Characterization of Novel Low Bile Acid Mouse Model

Bile acids (BAs) are signaling molecules synthesized in the liver initiated by CYP7A1 and CYP27A1 in the classical and alternative pathways, respectively. BAs are essential for cholesterol clearance, intestinal absorption of lipids, and endogenous modulators of farnesoid x receptor (FXR). FXR is critical in maintaining BA homeostasis and gut-liver crosstalk. Complex reactions in vivo and the lack of suitable animal models impede on our understanding of the functions of individual BAs. In the study, we characterized the low in vivo BA mouse model comparing naive WT and DKO (Cyp7a1-/-/Cyp27a1-/-, DKO) mice.
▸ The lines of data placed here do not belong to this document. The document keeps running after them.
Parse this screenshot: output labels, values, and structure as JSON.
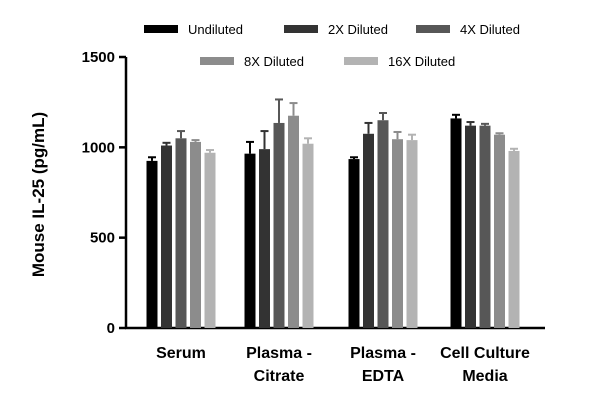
{
  "chart_data": {
    "type": "bar",
    "title": "",
    "xlabel": "",
    "ylabel": "Mouse  IL-25 (pg/mL)",
    "ylim": [
      0,
      1500
    ],
    "yticks": [
      0,
      500,
      1000,
      1500
    ],
    "categories": [
      [
        "Serum"
      ],
      [
        "Plasma -",
        "Citrate"
      ],
      [
        "Plasma -",
        "EDTA"
      ],
      [
        "Cell Culture",
        "Media"
      ]
    ],
    "legend_position": "top",
    "series": [
      {
        "name": "Undiluted",
        "color": "#000000",
        "values": [
          925,
          965,
          935,
          1160
        ],
        "errors": [
          20,
          65,
          10,
          20
        ]
      },
      {
        "name": "2X Diluted",
        "color": "#333333",
        "values": [
          1010,
          990,
          1075,
          1120
        ],
        "errors": [
          15,
          100,
          60,
          20
        ]
      },
      {
        "name": "4X Diluted",
        "color": "#575757",
        "values": [
          1050,
          1135,
          1150,
          1120
        ],
        "errors": [
          40,
          130,
          40,
          10
        ]
      },
      {
        "name": "8X Diluted",
        "color": "#8c8c8c",
        "values": [
          1030,
          1175,
          1045,
          1070
        ],
        "errors": [
          10,
          70,
          40,
          8
        ]
      },
      {
        "name": "16X Diluted",
        "color": "#b3b3b3",
        "values": [
          970,
          1020,
          1040,
          980
        ],
        "errors": [
          15,
          30,
          30,
          12
        ]
      }
    ]
  }
}
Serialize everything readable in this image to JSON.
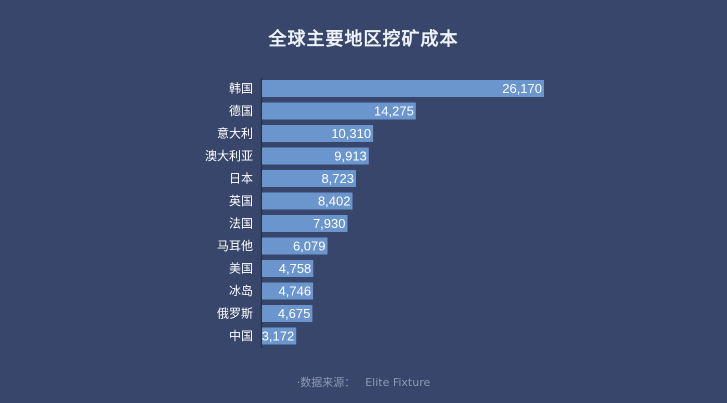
{
  "chart_data": {
    "type": "bar",
    "orientation": "horizontal",
    "title": "全球主要地区挖矿成本",
    "categories": [
      "韩国",
      "德国",
      "意大利",
      "澳大利亚",
      "日本",
      "英国",
      "法国",
      "马耳他",
      "美国",
      "冰岛",
      "俄罗斯",
      "中国"
    ],
    "values": [
      26170,
      14275,
      10310,
      9913,
      8723,
      8402,
      7930,
      6079,
      4758,
      4746,
      4675,
      3172
    ],
    "value_labels": [
      "26,170",
      "14,275",
      "10,310",
      "9,913",
      "8,723",
      "8,402",
      "7,930",
      "6,079",
      "4,758",
      "4,746",
      "4,675",
      "3,172"
    ],
    "xlim": [
      0,
      26170
    ],
    "xlabel": "",
    "ylabel": "",
    "grid": false,
    "bar_color": "#6a95cd",
    "background_color": "#37466a"
  },
  "source": {
    "label": "·数据来源：",
    "name": "Elite Fixture"
  }
}
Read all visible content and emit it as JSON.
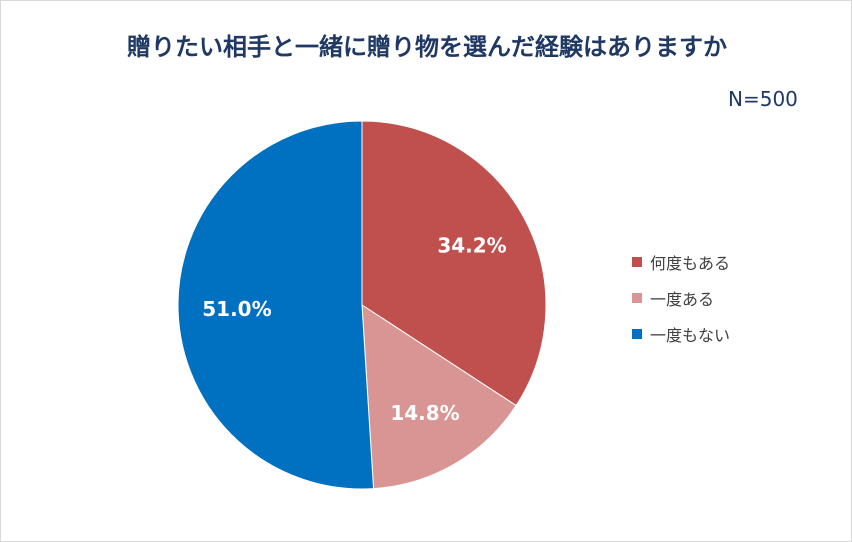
{
  "chart_data": {
    "type": "pie",
    "title": "贈りたい相手と一緒に贈り物を選んだ経験はありますか",
    "note": "N=500",
    "legend_position": "right",
    "categories": [
      "何度もある",
      "一度ある",
      "一度もない"
    ],
    "values": [
      34.2,
      14.8,
      51.0
    ],
    "value_labels": [
      "34.2%",
      "14.8%",
      "51.0%"
    ],
    "colors": [
      "#c0504d",
      "#d99594",
      "#0070c0"
    ]
  }
}
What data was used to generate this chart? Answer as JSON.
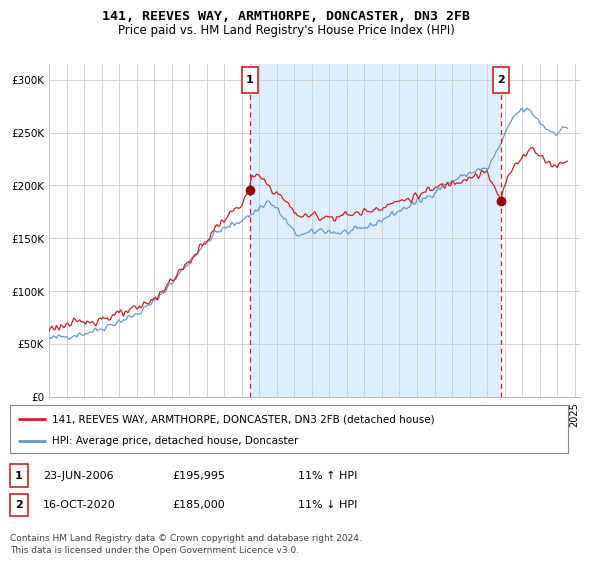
{
  "title": "141, REEVES WAY, ARMTHORPE, DONCASTER, DN3 2FB",
  "subtitle": "Price paid vs. HM Land Registry's House Price Index (HPI)",
  "ylim": [
    0,
    315000
  ],
  "yticks": [
    0,
    50000,
    100000,
    150000,
    200000,
    250000,
    300000
  ],
  "ytick_labels": [
    "£0",
    "£50K",
    "£100K",
    "£150K",
    "£200K",
    "£250K",
    "£300K"
  ],
  "bg_color": "#ffffff",
  "plot_bg_color": "#ffffff",
  "shade_color": "#ddeeff",
  "grid_color": "#cccccc",
  "line1_color": "#cc2222",
  "line2_color": "#6699cc",
  "marker1_x": 2006.47,
  "marker1_price": 195995,
  "marker2_x": 2020.79,
  "marker2_price": 185000,
  "legend_label1": "141, REEVES WAY, ARMTHORPE, DONCASTER, DN3 2FB (detached house)",
  "legend_label2": "HPI: Average price, detached house, Doncaster",
  "footnote": "Contains HM Land Registry data © Crown copyright and database right 2024.\nThis data is licensed under the Open Government Licence v3.0.",
  "table_row1": [
    "1",
    "23-JUN-2006",
    "£195,995",
    "11% ↑ HPI"
  ],
  "table_row2": [
    "2",
    "16-OCT-2020",
    "£185,000",
    "11% ↓ HPI"
  ],
  "xlim_start": 1995.0,
  "xlim_end": 2025.3
}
In the same study we also investigated the effects of three-day feeding of cholic acid (CA), deoxycholic acid (DCA), or ursodeoxycholic acid (UDCA) in a novel low BA mouse model. The current study is the first to mechanistically investigate to what degree that CA, DCA and UDCA signal individually in a low-BA mouse model at physiological/non-hepatotoxic concentrations. We determined BA signaling by the FXR-fibroblast growth factor 15 axis, liver injury, and BA levels and composition. Low BAs in DKO mice was associated with higher basal inflammation and altered lipid metabolism compared to WT mice. Dietary CA/DCA altered tissue BA profiles similarly. UDCA did not offer any overt protective effects and altered tissue BA profile compared to baseline. Our data demonstrate that CA, DCA and UDCA feeding activates FXR with tissue specificity. UDCA promoted a more hydrophobic tissue BA pool with the profiles shifted towards non-12-alpha-OH BAs and secondary BAs. These findings allow us to determine more precisely the individual effect of BAs in vivo on BA-FXR signaling and overall BA homeostasis, which may help to better understand the mechanisms by which BAs signal in liver physiology and pathologies.